When should you consider a spouse trust for your will?

When should you consider a spouse trust for your will?

Posted March 13, 2017 Category: Individuals/Families

Most of us can agree: doing what it takes to leave a harmonious legacy to our loved ones on death is a worthwhile endeavor.

A spouse trust can be a simple and effective way to accomplish this goal, especially if you are in a second marriage and have children from a previous relationship. By creating a spouse trust in your will, it allows your surviving spouse access to the money and/or property required to maintain the standard of living they enjoyed prior to your death. On your spouse’s death, the money or property remaining in the spouse trust then passes to your children, or to the stated beneficiaries in your will (“your ultimate beneficiaries”). Since your surviving spouse has no ownership interest in the trust, the trust funds cannot be given to anyone else during or after his or her lifetime.

A spouse trust may be recommended even if you are in a first marriage. If you die and your surviving spouse remarries, their will is automatically revoked, meaning that the wills you drafted together with mutual intentions will not apply after a remarriage. As a result, on the death of your surviving spouse, either intestacy laws will take effect if she or he has not completed a new will, or the provisions of a new will following the remarriage take effect.

Here are two scenarios in which you are married and then die leaving everything to your surviving spouse outright, not in a spouse trust:

Scenario 1 – Surviving spouse forgets to draft a new will after remarriage

Years later, your spouse remarries, but forgets to draft a new will and dies survived by your children and his or her new spouse.

According to Ontario intestacy laws, the new spouse would be entitled to the first $200,000 of your spouse’s estate as well as an equal division of the rest of the estate with your surviving children.
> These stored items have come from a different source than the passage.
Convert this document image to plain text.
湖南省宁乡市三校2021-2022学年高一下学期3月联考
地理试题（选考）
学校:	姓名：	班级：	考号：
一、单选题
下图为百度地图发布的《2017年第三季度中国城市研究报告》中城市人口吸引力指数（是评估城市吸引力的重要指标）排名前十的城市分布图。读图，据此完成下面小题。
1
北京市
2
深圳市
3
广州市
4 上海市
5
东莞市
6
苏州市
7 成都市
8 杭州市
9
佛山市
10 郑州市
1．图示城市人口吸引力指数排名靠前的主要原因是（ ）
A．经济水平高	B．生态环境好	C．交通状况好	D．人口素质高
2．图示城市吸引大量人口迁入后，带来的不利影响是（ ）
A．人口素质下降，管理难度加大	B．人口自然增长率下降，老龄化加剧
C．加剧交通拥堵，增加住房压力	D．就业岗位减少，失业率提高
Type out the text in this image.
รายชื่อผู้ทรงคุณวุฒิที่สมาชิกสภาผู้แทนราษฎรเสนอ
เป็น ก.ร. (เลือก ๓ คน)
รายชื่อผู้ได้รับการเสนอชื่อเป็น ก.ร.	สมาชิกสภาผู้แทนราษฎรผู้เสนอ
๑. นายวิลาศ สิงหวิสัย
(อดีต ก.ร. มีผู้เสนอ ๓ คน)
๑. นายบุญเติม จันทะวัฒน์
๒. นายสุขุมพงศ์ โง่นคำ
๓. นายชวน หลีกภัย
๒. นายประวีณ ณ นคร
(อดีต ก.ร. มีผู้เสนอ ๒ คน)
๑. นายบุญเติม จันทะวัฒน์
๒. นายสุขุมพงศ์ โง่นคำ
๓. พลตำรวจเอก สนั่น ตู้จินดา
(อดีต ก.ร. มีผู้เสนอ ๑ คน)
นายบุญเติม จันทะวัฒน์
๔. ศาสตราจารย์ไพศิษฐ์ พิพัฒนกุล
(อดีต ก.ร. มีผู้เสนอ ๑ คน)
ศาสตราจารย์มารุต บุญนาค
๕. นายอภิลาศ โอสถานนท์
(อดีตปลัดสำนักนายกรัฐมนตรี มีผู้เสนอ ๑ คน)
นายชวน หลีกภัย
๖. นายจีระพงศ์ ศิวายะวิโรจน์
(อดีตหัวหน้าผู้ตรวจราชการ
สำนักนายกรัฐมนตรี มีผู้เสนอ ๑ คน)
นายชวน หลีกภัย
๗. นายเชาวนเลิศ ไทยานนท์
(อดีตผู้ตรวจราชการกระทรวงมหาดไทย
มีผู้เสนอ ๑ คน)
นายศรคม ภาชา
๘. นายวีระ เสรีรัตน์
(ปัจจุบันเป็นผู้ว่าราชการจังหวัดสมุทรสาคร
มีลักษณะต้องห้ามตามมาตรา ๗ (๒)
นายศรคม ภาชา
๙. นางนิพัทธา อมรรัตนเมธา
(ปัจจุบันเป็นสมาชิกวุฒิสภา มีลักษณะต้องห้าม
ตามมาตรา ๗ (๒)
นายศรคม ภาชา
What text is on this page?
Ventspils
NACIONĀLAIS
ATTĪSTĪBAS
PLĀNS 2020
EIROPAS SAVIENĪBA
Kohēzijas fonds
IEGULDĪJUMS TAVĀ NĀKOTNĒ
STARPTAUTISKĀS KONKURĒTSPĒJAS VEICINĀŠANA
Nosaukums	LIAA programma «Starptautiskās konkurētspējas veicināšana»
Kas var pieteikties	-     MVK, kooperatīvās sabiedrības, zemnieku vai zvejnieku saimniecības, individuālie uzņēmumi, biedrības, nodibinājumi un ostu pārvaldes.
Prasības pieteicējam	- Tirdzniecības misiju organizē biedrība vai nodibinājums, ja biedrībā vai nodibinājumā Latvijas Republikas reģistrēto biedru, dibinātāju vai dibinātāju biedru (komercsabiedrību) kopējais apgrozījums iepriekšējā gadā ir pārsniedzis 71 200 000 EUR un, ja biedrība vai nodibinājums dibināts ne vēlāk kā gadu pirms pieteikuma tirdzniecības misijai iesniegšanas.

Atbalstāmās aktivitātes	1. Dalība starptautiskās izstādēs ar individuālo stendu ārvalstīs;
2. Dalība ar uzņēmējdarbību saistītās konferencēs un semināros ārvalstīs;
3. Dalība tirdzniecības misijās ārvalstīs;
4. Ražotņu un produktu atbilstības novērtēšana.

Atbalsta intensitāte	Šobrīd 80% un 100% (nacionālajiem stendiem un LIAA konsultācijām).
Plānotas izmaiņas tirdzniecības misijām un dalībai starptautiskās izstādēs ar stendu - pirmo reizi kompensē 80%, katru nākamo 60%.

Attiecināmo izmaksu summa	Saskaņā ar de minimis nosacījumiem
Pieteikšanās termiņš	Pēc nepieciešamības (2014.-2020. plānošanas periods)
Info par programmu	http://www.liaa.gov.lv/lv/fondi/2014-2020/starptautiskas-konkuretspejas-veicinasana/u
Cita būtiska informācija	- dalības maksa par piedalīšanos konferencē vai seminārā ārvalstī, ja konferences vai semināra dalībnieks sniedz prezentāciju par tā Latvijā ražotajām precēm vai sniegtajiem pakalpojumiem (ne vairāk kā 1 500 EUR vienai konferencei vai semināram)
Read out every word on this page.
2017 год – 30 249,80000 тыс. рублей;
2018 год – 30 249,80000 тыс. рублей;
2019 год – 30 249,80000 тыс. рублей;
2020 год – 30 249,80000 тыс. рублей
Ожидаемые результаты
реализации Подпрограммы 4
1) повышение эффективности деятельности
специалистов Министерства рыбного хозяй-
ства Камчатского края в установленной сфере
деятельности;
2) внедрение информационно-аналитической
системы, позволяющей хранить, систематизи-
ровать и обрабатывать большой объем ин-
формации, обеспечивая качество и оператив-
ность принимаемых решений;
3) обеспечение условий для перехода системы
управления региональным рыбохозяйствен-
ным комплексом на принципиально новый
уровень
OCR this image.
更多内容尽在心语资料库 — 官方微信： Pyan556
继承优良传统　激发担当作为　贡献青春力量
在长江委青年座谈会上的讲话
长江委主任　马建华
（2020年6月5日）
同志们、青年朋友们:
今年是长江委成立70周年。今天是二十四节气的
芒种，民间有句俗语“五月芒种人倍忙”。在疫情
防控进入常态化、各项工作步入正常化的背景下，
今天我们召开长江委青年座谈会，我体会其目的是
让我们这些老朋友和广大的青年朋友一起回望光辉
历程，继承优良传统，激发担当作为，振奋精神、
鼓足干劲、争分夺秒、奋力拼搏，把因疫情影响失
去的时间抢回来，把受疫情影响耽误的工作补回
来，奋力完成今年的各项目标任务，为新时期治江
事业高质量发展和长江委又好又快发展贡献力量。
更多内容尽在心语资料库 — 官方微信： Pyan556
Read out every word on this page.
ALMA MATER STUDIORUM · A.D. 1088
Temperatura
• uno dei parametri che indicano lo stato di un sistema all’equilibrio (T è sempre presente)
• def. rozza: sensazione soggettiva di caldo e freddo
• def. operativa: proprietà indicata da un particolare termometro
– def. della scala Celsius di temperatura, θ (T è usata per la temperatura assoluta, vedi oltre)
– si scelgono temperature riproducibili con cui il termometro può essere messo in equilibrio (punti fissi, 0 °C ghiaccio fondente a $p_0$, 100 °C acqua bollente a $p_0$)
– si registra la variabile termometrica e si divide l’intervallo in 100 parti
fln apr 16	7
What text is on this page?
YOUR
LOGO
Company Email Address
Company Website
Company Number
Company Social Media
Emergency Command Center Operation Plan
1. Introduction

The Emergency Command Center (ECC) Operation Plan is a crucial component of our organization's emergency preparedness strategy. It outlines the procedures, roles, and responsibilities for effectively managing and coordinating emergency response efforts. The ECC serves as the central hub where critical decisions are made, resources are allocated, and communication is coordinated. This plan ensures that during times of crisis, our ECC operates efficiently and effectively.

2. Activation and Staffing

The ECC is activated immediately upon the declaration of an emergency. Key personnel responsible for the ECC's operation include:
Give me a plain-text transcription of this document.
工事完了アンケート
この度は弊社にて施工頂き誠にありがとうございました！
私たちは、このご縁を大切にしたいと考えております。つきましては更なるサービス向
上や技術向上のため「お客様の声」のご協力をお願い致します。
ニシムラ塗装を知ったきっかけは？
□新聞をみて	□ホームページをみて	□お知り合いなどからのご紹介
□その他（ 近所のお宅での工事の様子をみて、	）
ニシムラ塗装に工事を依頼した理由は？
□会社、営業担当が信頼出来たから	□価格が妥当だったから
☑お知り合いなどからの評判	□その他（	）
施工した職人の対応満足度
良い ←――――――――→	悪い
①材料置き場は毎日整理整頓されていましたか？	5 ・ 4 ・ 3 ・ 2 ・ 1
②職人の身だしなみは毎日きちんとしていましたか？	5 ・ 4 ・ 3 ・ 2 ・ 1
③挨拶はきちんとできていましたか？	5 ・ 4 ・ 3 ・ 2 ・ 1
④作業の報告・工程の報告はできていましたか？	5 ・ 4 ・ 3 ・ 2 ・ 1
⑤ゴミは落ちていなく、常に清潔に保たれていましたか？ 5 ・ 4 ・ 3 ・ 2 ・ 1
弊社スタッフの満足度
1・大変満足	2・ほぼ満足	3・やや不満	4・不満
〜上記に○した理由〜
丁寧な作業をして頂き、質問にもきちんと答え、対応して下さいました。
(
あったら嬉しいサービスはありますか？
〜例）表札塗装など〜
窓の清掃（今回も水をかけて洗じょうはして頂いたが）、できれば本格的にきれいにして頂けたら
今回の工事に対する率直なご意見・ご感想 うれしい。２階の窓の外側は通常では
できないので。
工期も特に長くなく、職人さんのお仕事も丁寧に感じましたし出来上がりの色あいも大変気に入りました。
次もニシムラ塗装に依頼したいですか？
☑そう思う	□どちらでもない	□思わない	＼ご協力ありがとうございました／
If, at your spouse’s death, there was $1M remaining from your legacy and you had two surviving children, the new spouse would be entitled to $466,666 of your estate and each of your children would receive $266,666.

Scenario 2 – Surviving spouse drafts a new will after remarriage

Your spouse remarries years after your death, but this time remembers to draft a new will. Unless he or she has contracted out of his or her legal obligations with a marriage contract, there may be an obligation on your spouse to leave a significant portion of the estate to their new spouse, regardless of whether their new will leaves everything to your ultimate beneficiaries or not. If provision is not properly made for the new spouse in the will, the new spouse can either make an equalization claim under the Family Law Act or bring a Succession Law Reform Act dependent’s support relief claim against the estate, which even if not successful, will undoubtedly lead to expense, stress and disharmony among your loved ones.

Neither of these scenarios is likely to provide the result you intend.

It may be appropriate for you to consider a spouse trust in your will to ensure your estate provides for your surviving spouse during his or her lifetime and then on your spouse’s death passes your remaining estate your ultimate beneficiaries.

An experienced estate planning lawyer can assist you by evaluating your situation to determine if a spouse trust is appropriate, provide estate planning advice to be sure the trust is effective, and draft a sound will to ensure your wishes are fulfilled after you are gone.